Our second quarter Parenting Teens and Tweens Discussion Group focused on insights from The Teenage Brain: A Neuroscientist’s Survival Guide to Raising Adolescents by Frances E. Jensen, MD with Emily Nutt. The book, in friendly but scientific terms, lays out how the adolescent brain works and responds to the world differently from the brain of a child or an adult. What is emphasized throughout the pages is that the brain development taking place during this time offers some very large advantages but it also leaves an adolescent more vulnerable to lasting damage.
Here is what you need to know:
The brain develops from the back to front. When a child enters adolescence, the brain is only about 80% developed with the frontal region being the least developed. The frontal lobe is responsible for 1.) attention – the ability to focus on one thing while ignoring distraction, 2.) complex planning, 3.) decision making, 4.) impulse control, 5.) organized thinking, 6.) personality development, 7.) risk management, and 8.) short-term memory. Simply understanding this area is still developing helps explain some of the behaviors that both surprise and confound adolescents and their parents. But what you also need to know is that anything that interferes with development like substance use or stressful life events can cause lasting problems in these areas.
All adolescents are challenged when it comes to handling emotions. In boys, this tends to manifest itself more with impulse control problems. In girls, you tend to see emotional highs and lows often with rapid movement between the two. There are a number of things happening in the teen brain that cause this, for details please check out the book. For now, tuck the knowledge away and share it with your teen, especially if they are struggling with either of these issues. It helps to know that impulse control and emotional regulation, absent negative influence, will improve with age and they are not abnormal for experiencing these issues. And, if the problems are great, there are things they can do to better manage emotions until that time.

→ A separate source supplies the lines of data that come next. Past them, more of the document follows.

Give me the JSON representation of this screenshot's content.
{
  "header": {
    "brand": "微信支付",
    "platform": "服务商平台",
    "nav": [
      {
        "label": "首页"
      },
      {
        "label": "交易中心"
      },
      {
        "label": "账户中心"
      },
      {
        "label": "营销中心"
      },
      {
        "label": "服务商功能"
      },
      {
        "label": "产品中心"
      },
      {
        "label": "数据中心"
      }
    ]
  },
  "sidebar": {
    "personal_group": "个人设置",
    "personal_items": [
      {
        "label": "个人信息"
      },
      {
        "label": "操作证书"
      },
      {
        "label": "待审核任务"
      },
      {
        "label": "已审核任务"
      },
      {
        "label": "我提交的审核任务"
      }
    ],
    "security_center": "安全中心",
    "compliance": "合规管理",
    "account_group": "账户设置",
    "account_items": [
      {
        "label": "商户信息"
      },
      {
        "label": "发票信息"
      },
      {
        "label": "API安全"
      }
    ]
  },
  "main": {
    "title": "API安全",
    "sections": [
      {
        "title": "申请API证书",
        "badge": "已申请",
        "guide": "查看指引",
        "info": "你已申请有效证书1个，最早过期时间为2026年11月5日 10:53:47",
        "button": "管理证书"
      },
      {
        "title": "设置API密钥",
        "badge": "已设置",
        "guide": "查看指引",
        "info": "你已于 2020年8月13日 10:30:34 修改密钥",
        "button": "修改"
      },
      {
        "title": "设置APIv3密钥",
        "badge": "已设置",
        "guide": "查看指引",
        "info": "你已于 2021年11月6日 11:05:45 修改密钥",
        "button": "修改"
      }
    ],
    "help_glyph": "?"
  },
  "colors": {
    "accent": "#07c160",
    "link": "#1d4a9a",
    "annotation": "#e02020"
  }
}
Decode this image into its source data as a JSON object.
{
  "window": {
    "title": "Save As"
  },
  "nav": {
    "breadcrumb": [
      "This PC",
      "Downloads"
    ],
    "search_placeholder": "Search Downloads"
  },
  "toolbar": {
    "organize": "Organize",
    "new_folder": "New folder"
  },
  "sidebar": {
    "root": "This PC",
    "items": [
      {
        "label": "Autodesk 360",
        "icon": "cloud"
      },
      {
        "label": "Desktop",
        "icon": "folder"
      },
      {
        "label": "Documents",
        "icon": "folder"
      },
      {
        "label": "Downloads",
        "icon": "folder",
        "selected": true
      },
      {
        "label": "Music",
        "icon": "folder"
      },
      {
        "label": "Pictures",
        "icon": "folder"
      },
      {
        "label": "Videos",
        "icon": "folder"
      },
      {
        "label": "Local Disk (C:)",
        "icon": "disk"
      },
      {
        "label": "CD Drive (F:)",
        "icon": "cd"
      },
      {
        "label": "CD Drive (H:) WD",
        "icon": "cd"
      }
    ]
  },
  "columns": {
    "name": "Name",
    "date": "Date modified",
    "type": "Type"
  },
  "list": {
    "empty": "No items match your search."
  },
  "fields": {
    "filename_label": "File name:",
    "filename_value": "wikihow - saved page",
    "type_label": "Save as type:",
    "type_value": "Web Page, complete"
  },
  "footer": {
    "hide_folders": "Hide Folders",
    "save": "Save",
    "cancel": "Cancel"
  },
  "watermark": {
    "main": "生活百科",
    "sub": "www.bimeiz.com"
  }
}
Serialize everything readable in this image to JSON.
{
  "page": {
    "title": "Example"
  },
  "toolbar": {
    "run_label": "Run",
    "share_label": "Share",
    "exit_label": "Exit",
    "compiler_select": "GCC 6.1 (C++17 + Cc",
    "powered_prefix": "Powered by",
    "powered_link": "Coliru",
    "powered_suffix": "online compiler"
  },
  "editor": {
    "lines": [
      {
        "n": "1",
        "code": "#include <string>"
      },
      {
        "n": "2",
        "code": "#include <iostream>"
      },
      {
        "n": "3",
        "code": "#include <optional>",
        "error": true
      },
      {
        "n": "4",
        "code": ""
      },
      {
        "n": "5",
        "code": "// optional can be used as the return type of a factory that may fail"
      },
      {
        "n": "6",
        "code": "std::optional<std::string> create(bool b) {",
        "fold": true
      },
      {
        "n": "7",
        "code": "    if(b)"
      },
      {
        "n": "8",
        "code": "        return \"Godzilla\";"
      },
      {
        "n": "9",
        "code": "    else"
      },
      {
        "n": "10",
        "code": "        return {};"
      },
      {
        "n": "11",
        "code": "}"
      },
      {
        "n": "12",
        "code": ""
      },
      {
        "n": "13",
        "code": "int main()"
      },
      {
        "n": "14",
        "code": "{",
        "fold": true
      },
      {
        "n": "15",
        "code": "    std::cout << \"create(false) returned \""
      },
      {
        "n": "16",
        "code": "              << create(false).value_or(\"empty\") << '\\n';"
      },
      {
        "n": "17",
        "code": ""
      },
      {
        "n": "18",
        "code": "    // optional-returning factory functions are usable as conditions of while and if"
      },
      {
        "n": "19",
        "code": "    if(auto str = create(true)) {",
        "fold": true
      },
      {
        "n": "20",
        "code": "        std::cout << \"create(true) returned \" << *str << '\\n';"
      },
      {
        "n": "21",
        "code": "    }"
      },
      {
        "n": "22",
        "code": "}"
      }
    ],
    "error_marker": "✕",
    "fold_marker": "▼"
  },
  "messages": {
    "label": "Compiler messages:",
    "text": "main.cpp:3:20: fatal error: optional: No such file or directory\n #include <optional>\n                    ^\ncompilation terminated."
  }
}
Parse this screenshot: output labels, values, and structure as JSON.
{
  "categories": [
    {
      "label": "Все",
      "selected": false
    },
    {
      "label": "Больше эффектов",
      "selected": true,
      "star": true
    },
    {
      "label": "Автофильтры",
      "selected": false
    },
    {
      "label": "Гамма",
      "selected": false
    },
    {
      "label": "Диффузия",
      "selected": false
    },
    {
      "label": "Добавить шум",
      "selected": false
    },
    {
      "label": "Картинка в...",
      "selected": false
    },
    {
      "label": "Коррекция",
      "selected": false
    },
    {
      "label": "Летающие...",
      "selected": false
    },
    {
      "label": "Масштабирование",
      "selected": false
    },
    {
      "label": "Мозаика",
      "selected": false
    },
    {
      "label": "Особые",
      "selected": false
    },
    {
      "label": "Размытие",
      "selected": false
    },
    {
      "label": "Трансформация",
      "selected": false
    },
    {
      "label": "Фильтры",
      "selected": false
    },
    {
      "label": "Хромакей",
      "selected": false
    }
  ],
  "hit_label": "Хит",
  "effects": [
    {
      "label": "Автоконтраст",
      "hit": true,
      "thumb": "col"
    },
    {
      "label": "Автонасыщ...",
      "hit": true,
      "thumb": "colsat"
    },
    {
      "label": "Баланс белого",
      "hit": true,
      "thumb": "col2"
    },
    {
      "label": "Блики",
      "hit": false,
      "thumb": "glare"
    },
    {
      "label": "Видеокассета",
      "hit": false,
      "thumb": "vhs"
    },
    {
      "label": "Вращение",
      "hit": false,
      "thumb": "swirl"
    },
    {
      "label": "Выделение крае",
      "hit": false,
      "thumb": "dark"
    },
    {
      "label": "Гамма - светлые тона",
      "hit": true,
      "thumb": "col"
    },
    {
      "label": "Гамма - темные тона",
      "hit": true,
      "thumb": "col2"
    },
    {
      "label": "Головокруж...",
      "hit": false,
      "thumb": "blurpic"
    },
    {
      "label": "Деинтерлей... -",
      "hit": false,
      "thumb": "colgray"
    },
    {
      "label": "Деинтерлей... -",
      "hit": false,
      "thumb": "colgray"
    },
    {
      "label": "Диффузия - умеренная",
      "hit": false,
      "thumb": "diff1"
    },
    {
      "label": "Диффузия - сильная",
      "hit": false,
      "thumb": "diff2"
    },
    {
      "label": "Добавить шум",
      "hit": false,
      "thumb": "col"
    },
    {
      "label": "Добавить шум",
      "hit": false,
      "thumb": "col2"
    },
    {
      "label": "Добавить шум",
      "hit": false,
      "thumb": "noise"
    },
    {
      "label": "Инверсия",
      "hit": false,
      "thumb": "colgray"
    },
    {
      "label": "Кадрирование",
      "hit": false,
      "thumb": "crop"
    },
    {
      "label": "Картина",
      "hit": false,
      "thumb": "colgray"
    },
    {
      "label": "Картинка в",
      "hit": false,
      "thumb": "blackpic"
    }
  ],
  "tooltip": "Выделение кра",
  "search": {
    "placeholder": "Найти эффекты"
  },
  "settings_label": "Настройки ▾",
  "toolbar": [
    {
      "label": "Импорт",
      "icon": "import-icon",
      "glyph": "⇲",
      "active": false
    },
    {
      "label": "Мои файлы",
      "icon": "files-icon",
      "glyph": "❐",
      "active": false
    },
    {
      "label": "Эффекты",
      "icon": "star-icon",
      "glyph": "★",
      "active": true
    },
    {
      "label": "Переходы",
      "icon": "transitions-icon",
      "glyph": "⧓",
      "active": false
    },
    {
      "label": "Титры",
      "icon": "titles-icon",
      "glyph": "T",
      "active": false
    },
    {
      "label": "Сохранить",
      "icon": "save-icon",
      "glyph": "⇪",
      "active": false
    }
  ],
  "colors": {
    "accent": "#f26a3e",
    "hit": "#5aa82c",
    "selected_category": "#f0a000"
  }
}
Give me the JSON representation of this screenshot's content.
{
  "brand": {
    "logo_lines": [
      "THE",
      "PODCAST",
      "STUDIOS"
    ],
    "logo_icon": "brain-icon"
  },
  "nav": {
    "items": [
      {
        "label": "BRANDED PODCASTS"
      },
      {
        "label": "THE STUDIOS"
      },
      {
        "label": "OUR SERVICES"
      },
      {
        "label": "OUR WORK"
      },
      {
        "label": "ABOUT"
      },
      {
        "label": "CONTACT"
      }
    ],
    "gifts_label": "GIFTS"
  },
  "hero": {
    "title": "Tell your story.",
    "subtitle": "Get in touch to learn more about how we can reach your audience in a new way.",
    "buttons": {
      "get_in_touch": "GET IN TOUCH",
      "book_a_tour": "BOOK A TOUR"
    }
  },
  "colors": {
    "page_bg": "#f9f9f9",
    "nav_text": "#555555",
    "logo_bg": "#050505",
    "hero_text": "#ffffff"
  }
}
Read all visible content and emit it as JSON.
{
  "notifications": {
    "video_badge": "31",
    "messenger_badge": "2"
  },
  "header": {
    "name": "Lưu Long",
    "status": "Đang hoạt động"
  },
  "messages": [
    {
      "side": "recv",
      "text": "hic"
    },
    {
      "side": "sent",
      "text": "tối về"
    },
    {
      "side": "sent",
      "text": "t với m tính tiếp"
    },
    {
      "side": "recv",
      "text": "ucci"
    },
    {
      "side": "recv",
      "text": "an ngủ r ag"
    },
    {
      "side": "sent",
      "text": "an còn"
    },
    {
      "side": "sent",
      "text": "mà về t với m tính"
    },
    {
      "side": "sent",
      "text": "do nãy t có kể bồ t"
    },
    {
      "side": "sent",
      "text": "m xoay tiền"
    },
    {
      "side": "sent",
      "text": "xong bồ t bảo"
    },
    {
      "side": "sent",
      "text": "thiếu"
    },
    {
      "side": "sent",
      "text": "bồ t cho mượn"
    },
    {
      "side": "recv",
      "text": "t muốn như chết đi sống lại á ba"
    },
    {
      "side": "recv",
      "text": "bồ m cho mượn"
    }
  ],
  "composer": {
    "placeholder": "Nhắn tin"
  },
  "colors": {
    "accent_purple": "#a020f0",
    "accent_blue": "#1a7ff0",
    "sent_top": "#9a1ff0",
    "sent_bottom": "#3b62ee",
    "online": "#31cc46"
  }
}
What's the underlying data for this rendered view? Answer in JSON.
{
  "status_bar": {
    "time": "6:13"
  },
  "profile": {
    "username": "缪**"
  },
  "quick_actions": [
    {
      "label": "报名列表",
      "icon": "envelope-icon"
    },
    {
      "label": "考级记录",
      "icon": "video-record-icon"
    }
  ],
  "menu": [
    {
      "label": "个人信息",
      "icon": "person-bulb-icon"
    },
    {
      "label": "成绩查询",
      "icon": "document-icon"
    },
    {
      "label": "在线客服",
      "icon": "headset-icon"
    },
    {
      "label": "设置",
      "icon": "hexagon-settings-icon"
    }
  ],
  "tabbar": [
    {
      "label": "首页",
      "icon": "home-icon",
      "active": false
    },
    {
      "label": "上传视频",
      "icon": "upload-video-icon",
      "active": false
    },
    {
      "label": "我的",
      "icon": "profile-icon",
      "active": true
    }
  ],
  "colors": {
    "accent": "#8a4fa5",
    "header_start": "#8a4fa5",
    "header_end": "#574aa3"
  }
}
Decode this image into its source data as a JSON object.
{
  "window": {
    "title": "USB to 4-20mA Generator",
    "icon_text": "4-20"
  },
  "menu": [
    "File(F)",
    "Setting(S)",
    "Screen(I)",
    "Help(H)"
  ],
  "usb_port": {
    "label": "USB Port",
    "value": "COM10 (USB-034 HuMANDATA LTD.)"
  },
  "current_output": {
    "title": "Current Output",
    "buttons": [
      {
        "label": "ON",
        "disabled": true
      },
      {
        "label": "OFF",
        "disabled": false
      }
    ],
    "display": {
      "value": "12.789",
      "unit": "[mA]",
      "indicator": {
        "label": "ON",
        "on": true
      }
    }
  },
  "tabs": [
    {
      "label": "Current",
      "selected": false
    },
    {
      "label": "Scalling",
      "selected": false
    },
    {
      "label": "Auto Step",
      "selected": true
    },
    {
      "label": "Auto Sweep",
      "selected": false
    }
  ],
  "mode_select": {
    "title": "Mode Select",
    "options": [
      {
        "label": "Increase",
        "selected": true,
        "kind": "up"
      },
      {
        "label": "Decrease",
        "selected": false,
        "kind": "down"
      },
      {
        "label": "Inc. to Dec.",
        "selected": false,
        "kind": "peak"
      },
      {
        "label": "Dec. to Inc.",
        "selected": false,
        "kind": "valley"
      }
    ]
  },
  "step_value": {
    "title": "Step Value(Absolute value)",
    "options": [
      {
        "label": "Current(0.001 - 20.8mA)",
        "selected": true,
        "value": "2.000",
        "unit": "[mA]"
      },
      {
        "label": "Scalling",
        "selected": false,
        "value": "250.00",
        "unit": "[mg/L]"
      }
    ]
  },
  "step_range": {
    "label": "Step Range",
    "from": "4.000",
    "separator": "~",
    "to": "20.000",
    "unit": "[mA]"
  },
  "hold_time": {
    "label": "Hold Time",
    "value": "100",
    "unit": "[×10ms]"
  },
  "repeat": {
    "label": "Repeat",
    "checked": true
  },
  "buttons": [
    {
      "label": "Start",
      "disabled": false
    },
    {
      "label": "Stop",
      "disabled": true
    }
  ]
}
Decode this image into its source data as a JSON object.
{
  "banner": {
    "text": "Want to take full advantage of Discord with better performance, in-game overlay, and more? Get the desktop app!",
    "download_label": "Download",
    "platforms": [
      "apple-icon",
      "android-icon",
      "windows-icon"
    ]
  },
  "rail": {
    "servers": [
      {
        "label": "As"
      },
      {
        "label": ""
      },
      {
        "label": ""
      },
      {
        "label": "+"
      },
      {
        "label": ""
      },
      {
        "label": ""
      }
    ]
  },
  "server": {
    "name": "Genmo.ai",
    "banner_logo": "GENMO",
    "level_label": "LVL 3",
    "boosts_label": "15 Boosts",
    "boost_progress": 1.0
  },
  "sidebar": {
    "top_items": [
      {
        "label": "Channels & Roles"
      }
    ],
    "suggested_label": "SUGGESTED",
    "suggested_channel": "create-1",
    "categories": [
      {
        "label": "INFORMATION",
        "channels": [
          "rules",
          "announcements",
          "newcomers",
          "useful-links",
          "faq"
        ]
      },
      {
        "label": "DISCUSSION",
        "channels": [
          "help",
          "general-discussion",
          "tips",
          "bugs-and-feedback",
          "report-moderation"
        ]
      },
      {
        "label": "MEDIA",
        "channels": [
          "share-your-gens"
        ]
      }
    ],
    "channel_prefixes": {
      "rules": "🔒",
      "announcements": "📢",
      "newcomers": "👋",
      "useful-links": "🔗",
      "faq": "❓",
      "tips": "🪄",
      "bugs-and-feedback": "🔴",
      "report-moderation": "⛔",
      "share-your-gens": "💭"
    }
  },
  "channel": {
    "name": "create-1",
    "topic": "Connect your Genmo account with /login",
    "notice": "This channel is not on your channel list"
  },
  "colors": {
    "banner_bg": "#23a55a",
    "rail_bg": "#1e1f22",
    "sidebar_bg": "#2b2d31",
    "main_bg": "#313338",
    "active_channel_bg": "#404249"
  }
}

Speaking of emotions, stress levels are at an all-time high during the adolescent years. Studies show that unmanaged stress can literally lock down a brain, keeping it from learning, and cause lasting damage. As a parent, it is important to help your adolescent find ways to reduce stress and do all you can to avoid adding to it. If this is something you struggle with, another book that can help is, How to Talk So Teens Will Listen and Listen So Teens Will Talk by Adele Faber and Elaine Mazlish.
Adolescents are able to learn and retain information far better than adults. The GOOD news, this heightened ability makes adolescence a great time to explore interests, identify strengths, and invest in emerging talents. What I tell teens is to focus on the things you want to be good at when you are older. It also makes it a great time to intervene when a child has emotional or learning issues. The BAD news, addiction is learned. For this reason, teenagers get addicted to every substance faster than adults, and once addicted have much greater difficulty ridding themselves of the habit. This is why 90% of addictions have roots in the teen years.
Here a few more of the big take-aways:
- On average, an adolescent needs nine and one quarter hours of sleep a night to consolidate memories, manage stress, and make overall better decisions.
- IQ can be altered during adolescence with 1/3 going up, 1/3 staying the same, and 1/3 going down.
- The same amount of alcohol that causes sedation in an adult can cause brain damage in a teen. And, so it goes with all other drugs, the impact is much more deleterious and can last a lifetime.
- It is very common for adolescents to have difficulties with organization. Ideas to help are offered in the book.
- Regular marijuana use during the teen years can decrease IQ and is strongly correlated with mental health issues, including an increased risk for developing schizophrenia.
The top recommendations for parents are: 1.) Stay involved in your adolescent’s life and work to keep the relationship strong. 2.) Help your adolescent think ahead and plan for situations that may or may not ever happen. 3.) Try to minimize stress in your teen’s life. 4.) Be a good role model and make sure they recognize some of the responsible practices you put in place. 5.) Get to know the parents of your adolescent’s friends.
If all of this has you wanting to know more, both the Bloomington and Normal Public Libraries have copies of the book available.